Is $m\mathbb{Z}$ not isomorphic to $n\mathbb{Z}$ when $m\neq n$?

Question

Exercise from "Abstarct Algebra: An Introduction" by T.W.Hungerford.

For each positive integer $k,$ let $k\mathbb{Z}$ denote the ring of all integer multiples of $k$. Prove that if $m\neq n$, then $m\mathbb{Z}$ is not isomorphic to $n\mathbb{Z}$.
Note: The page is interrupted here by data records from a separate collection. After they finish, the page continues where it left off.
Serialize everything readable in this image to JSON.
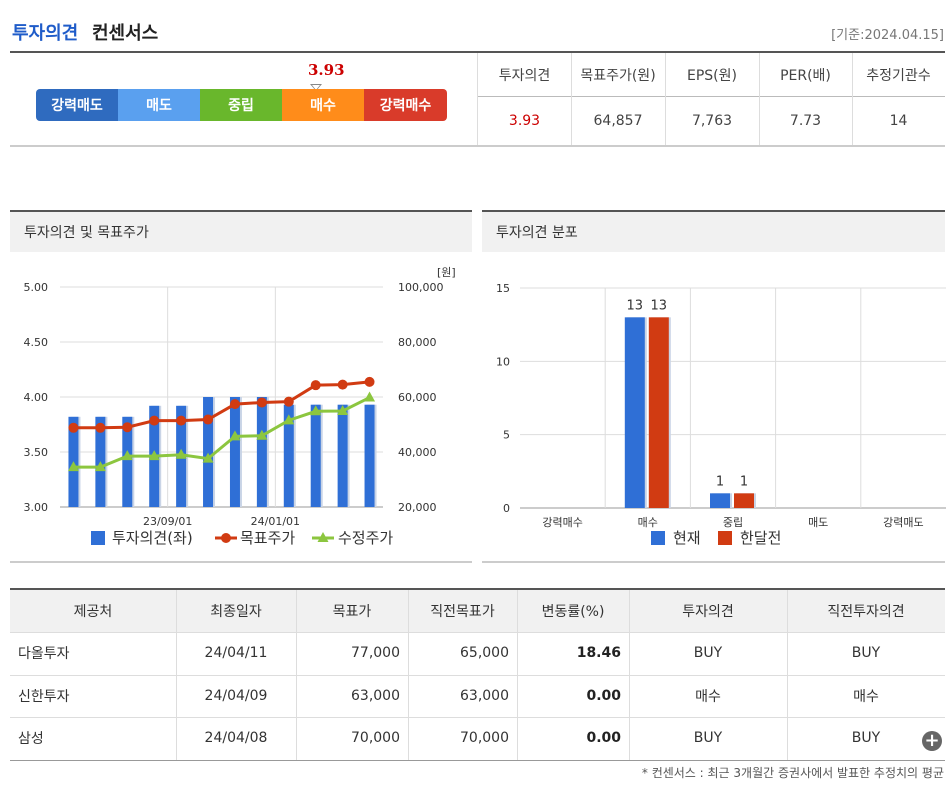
{
  "header": {
    "title_highlight": "투자의견",
    "title_rest": "컨센서스",
    "base_date": "[기준:2024.04.15]"
  },
  "rating_bar": {
    "value": "3.93",
    "segments": [
      {
        "label": "강력매도",
        "color": "#2f6bbf"
      },
      {
        "label": "매도",
        "color": "#5aa0ef"
      },
      {
        "label": "중립",
        "color": "#69b72c"
      },
      {
        "label": "매수",
        "color": "#ff8c1a"
      },
      {
        "label": "강력매수",
        "color": "#d93b2a"
      }
    ]
  },
  "summary": {
    "headers": [
      "투자의견",
      "목표주가(원)",
      "EPS(원)",
      "PER(배)",
      "추정기관수"
    ],
    "values": [
      "3.93",
      "64,857",
      "7,763",
      "7.73",
      "14"
    ]
  },
  "panels": {
    "left_title": "투자의견 및 목표주가",
    "right_title": "투자의견 분포"
  },
  "chart_data": [
    {
      "type": "bar",
      "title": "투자의견 및 목표주가",
      "y_left_ticks": [
        "5.00",
        "4.50",
        "4.00",
        "3.50",
        "3.00"
      ],
      "y_left_range": [
        3.0,
        5.0
      ],
      "y_right_unit": "[원]",
      "y_right_ticks": [
        "100,000",
        "80,000",
        "60,000",
        "40,000",
        "20,000"
      ],
      "y_right_range": [
        20000,
        100000
      ],
      "x_tick_labels": [
        {
          "label": "23/09/01",
          "index": 3.5
        },
        {
          "label": "24/01/01",
          "index": 7.5
        }
      ],
      "series": [
        {
          "name": "투자의견(좌)",
          "kind": "bar",
          "color": "#2f6fd6",
          "values": [
            3.82,
            3.82,
            3.82,
            3.92,
            3.92,
            4.0,
            4.0,
            4.0,
            3.93,
            3.93,
            3.93,
            3.93
          ]
        },
        {
          "name": "목표주가",
          "kind": "line",
          "color": "#d13b12",
          "marker": "circle",
          "values": [
            48800,
            48800,
            49000,
            51400,
            51400,
            51800,
            57400,
            58000,
            58300,
            64300,
            64500,
            65500
          ]
        },
        {
          "name": "수정주가",
          "kind": "line",
          "color": "#8cc63f",
          "marker": "triangle",
          "values": [
            34500,
            34500,
            38500,
            38500,
            39000,
            37600,
            45700,
            45900,
            51500,
            54800,
            54900,
            59800
          ]
        }
      ],
      "grid": true,
      "legend": "bottom"
    },
    {
      "type": "bar",
      "title": "투자의견 분포",
      "categories": [
        "강력매수",
        "매수",
        "중립",
        "매도",
        "강력매도"
      ],
      "y_ticks": [
        "15",
        "10",
        "5",
        "0"
      ],
      "ylim": [
        0,
        15
      ],
      "series": [
        {
          "name": "현재",
          "color": "#2f6fd6",
          "values": [
            0,
            13,
            1,
            0,
            0
          ]
        },
        {
          "name": "한달전",
          "color": "#d13b12",
          "values": [
            0,
            13,
            1,
            0,
            0
          ]
        }
      ],
      "data_labels": {
        "현재": [
          "",
          "13",
          "1",
          "",
          ""
        ],
        "한달전": [
          "",
          "13",
          "1",
          "",
          ""
        ]
      },
      "grid": true,
      "legend": "bottom"
    }
  ],
  "providers": {
    "headers": [
      "제공처",
      "최종일자",
      "목표가",
      "직전목표가",
      "변동률(%)",
      "투자의견",
      "직전투자의견"
    ],
    "rows": [
      [
        "다올투자",
        "24/04/11",
        "77,000",
        "65,000",
        "18.46",
        "BUY",
        "BUY"
      ],
      [
        "신한투자",
        "24/04/09",
        "63,000",
        "63,000",
        "0.00",
        "매수",
        "매수"
      ],
      [
        "삼성",
        "24/04/08",
        "70,000",
        "70,000",
        "0.00",
        "BUY",
        "BUY"
      ]
    ]
  },
  "footnote": "* 컨센서스 : 최근 3개월간 증권사에서 발표한 추정치의 평균"
}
I do understand that I should find some property $P$ that should be preserved by an isomorphism, however, just one of $m\mathbb{Z}$ and $n\mathbb{Z}$ had this property. Simply I can not find one. To me all properties that hold in $m\mathbb{Z}$, also hold in $n\mathbb{Z}$. Any suggestions what $P$ I should check?

Answer 1

Suppose $f:m\mathbb{Z} \to n\mathbb{Z}$ is our isomorphism map. Then $f(m) = nk$ for some $k \neq 0$, and $f(m^2) = n^2k^2$. That squaring should be suspicious.
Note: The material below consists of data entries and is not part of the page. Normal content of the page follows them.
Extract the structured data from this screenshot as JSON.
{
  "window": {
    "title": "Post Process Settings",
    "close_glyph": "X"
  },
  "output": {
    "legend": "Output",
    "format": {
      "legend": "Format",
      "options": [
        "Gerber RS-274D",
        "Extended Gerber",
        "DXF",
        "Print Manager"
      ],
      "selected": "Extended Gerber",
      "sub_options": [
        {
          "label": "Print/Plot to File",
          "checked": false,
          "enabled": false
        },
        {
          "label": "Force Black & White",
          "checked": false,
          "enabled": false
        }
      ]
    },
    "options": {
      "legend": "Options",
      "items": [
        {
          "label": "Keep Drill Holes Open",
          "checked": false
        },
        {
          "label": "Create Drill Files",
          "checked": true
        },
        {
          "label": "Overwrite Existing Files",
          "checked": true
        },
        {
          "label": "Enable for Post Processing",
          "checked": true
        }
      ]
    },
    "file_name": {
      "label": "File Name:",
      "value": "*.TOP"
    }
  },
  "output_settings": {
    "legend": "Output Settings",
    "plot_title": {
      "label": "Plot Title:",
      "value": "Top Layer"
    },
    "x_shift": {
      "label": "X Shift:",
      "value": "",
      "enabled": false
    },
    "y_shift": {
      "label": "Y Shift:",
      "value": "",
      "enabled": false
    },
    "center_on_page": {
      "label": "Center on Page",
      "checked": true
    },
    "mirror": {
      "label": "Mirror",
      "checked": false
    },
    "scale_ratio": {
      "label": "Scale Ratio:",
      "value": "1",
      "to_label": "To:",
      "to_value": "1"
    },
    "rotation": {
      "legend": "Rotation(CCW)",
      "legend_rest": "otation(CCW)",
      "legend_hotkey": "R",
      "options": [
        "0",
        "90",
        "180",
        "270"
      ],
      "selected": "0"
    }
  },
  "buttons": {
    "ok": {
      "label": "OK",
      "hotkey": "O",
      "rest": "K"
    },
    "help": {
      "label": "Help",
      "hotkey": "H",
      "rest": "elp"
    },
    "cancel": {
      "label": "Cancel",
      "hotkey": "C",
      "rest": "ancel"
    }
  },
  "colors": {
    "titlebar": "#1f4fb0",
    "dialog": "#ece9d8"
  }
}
On the other hand, $f(m^2) = f(m + m + \ldots + m) = mf(m) = mnk$.

Thus $m = nk$. (So we've already shown it if $n \nmid m$).
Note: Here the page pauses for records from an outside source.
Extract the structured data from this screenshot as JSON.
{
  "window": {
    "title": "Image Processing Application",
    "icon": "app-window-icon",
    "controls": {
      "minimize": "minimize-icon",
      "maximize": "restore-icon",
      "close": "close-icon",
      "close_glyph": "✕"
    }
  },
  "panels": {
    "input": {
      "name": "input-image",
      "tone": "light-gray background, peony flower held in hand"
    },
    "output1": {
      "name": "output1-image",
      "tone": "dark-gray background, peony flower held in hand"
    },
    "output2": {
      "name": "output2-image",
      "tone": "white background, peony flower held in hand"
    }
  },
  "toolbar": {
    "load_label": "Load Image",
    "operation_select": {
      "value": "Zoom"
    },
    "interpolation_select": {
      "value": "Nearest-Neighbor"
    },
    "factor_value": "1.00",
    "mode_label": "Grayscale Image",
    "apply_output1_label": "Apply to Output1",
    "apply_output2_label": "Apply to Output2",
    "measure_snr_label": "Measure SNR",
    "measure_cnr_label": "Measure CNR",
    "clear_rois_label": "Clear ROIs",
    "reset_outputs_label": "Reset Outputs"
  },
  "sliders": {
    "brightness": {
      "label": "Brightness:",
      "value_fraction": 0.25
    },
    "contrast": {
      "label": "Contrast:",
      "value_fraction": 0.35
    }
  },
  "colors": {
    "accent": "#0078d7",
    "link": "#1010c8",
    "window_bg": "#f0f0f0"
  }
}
Since $m \neq n$, $k \neq 1$ - ring isomorphisms will take generators to generators. $m$ generates $m\mathbb{Z}$, but $nk$ for $k > 1$ does not generate $n\mathbb{Z}$.

Answer 2

An isomorphism of rings must especially be an isomorphism of the additive groups underlying the rings. Since the groups $m\Bbb Z$ and $n\Bbb Z$ are both cyclic, given a group isomorphism $f:n\Bbb Z \to m\Bbb Z$ it must map a generator to a generator. So either $f(n) = m$ or $f(n) = -m$. Show that in both of these cases $f(n^2) \neq (f(n))^2$, proving that it is not a ring homomorphism at all (assuming that $m \neq n$).